Armenia i Rosja pracują nad planami prowadzenia handlu we własnych walutach, a nie dolarach, aby złagodzić skutki międzynarodowych sankcji wobec Rosji za atak na Ukrainę. Banki centralne dyskutują o wymianie rubla na drama, aby ułatwić odejście od dolara.

Armenia już zaczęła płacić za import rosyjskiego gazu ziemnego w rublach. ,,Dyskutowana jest kwestia wymiany rubel-dram, w wyniku której będziemy mieli ruble do opłacenia za import z Rosji, a rosyjskie banki będą mogły dostarczać swoim klientom dramy po kursie rynkowym” – poinformował niedawno minister gospodarki Armenii Vahan Kerobjan. Nie podał konkretnej daty, kiedy to może się zdarzyć.

Rosja jest największym konsumentem ormiańskiego eksportu w 2021 roku –  850 milionów dolarów – czyli około 27 procent całości. Obejmuje to 98 proc. eksportu ormiańskiego rolnictwa, głównie owoców i warzyw, według Ministerstwa Gospodarki oraz 78 proc. eksportu alkoholi, według Obserwatorium Złożoności Gospodarczej .

Kluczowy partner handlowy

Pomimo tego, Armenia nadal ma deficyt w handlu z Rosją, który wynosi około miliarda dolarów, gdzie Armenia zaopatruje się w prawie cały gaz, którego używa do ogrzewania i wytwarzania energii elektrycznej oraz 99 proc. importu pszenicy. Ponieważ towary te są generalnie wyceniane na rynkach międzynarodowych w dolarach, przejście na ruble może uchronić Armenię przed zmiennością kursów walut, na przykład w przypadku, gdy rubel stracił mniej więcej połowę swojej wartości w okresie po inwazji na Ukrainę. 

Rubel odbił się po nałożeniu przez Moskwę kontroli kapitału i poważnych interwencji, przez co waluta rosyjska stała się niewymienialna, a Kreml chętnie przyjmował ją za granicą. Podczas gdy premier Nikol Paszynian przebywał w Moskwie, zarówno prezydent Władimir Putin, jak i premier Michaił Miszustin naciskali na prowadzenie handlu rublem i dramem: „W kontekście sankcji nałożonych na Rosję przez nieprzyjazne kraje jest to ważne zwiększyć wykorzystanie walut narodowych w handlu dwustronnym i wzmocnić współpracę przemysłową” – powiedział Miszustin Paszynianowi 20 kwietnia. 

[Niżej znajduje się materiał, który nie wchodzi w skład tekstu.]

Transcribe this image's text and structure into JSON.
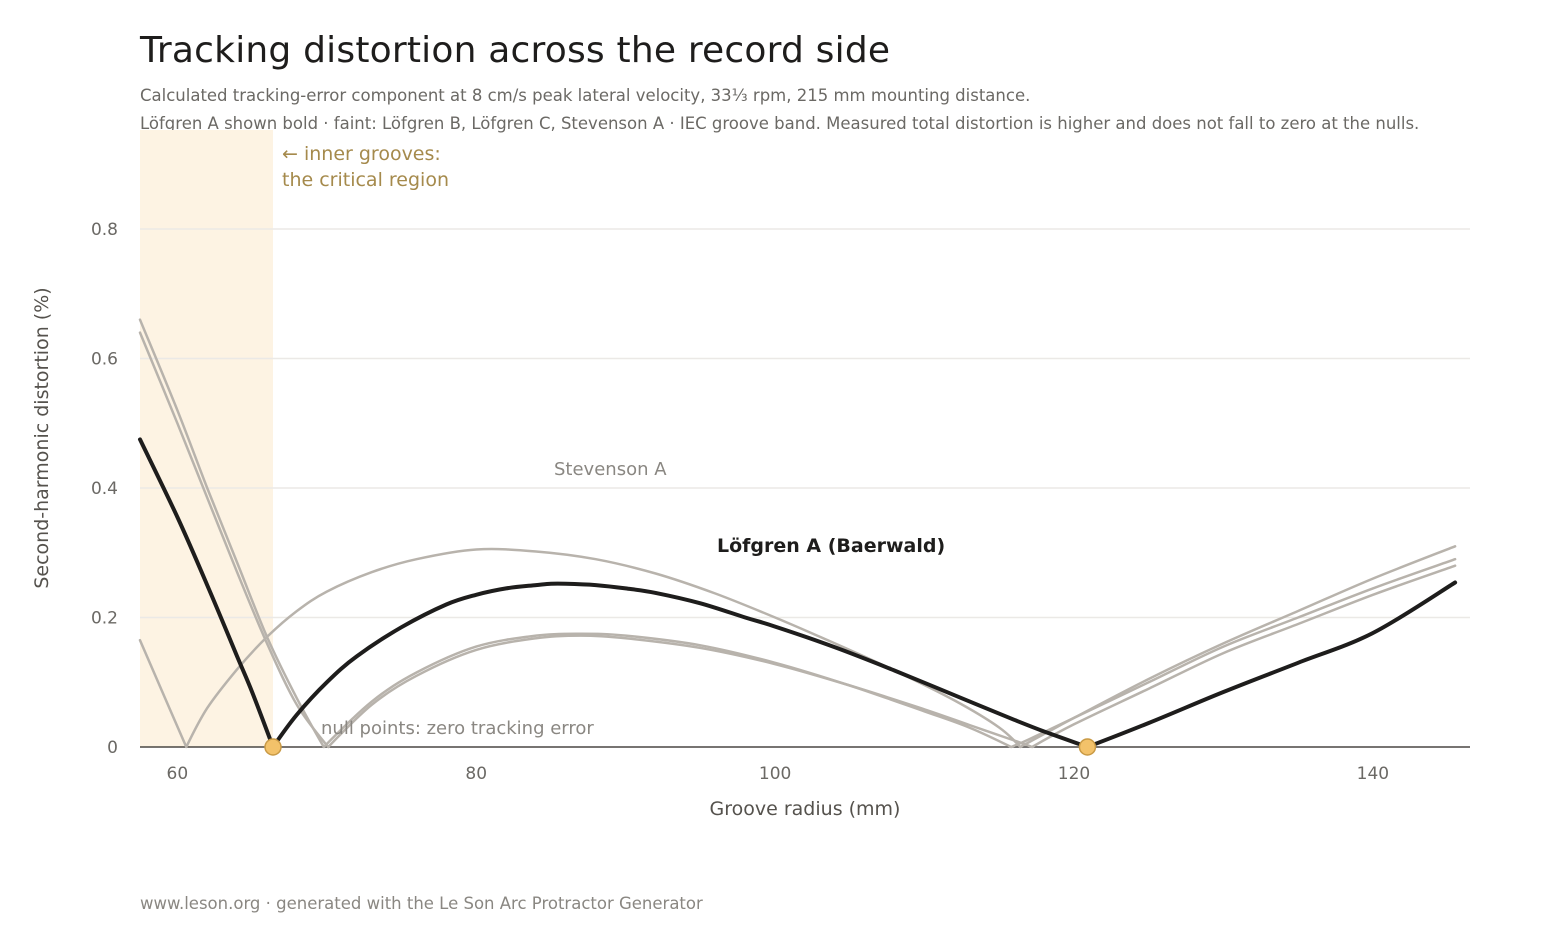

Sankcje uderzają również w Armenię

Wojna ukraińska zaszkodzi gospodarkom całego byłego Związku Radzieckiego. Bank Światowy obniżył 11 kwietnia prognozę wzrostu dla Armenii na 2022 rok z 5,3 procent przed wojną do 1,2 procent, argumentując, że przedłużający się konflikt na Ukrainie może jeszcze obniżyć tę liczbę.  Mimo to w Armenii widać logikę w używaniu rubli, ponieważ gospodarki są już tak ściśle powiązane poprzez wymianę i przekazy pieniężne dużej populacji ormiańskiej pracującej w Rosji. Czynniki te definiują armeńską gospodarkę i nawet przy oczekiwaniach, że rosyjski rynek skurczy się, a migrujący robotnicy stracą pracę, układ nie zmieni się z dnia na dzień. 

Płacenie za rosyjskie towary w rublach jest korzystne dla Armenii, ponieważ kraj otrzymuje z Rosji dużo pieniędzy w rublach za pośrednictwem kanałów turystycznych i prywatnych przekazów pieniężnych od ormiańskich migrantów pracujących w Rosji. Ponadto rozliczenia w walutach krajowych pozwolą uniknąć kosztów transakcyjnych przy wymianie waluty. A to są duże liczby, jeśli chodzi o wielomilionowe transakcje.

Korzystanie z rubli nie pomaga jednak Armenii uniknąć skutków załamania gospodarczego w Rosji. Szybko odczuła sankcje wobec Rosji, w wyniku czego w zeszłym miesiącu została zmuszona do podniesienia bazowej stopy procentowej o 125 punktów do 9,25 proc. Ruch w kierunku wykorzystania rubla sprawi, że Armenia będzie jeszcze bardziej zależna od Rosji jako partnera importowego.

Eksport z Armenii nie jest zagrożony. Surowce wydobywane w Armenii są eksportowane głównie do Chin i krajów europejskich, a produkty rolne do Rosji. Jeśli chodzi o import towarów do Armenii, mogą nastąpić redystrybucje na korzyść Rosji. Importerzy z Armenii mogą preferować podobne rosyjskie towary, ponieważ handel rublami lub walutą krajową obniża koszty transakcji.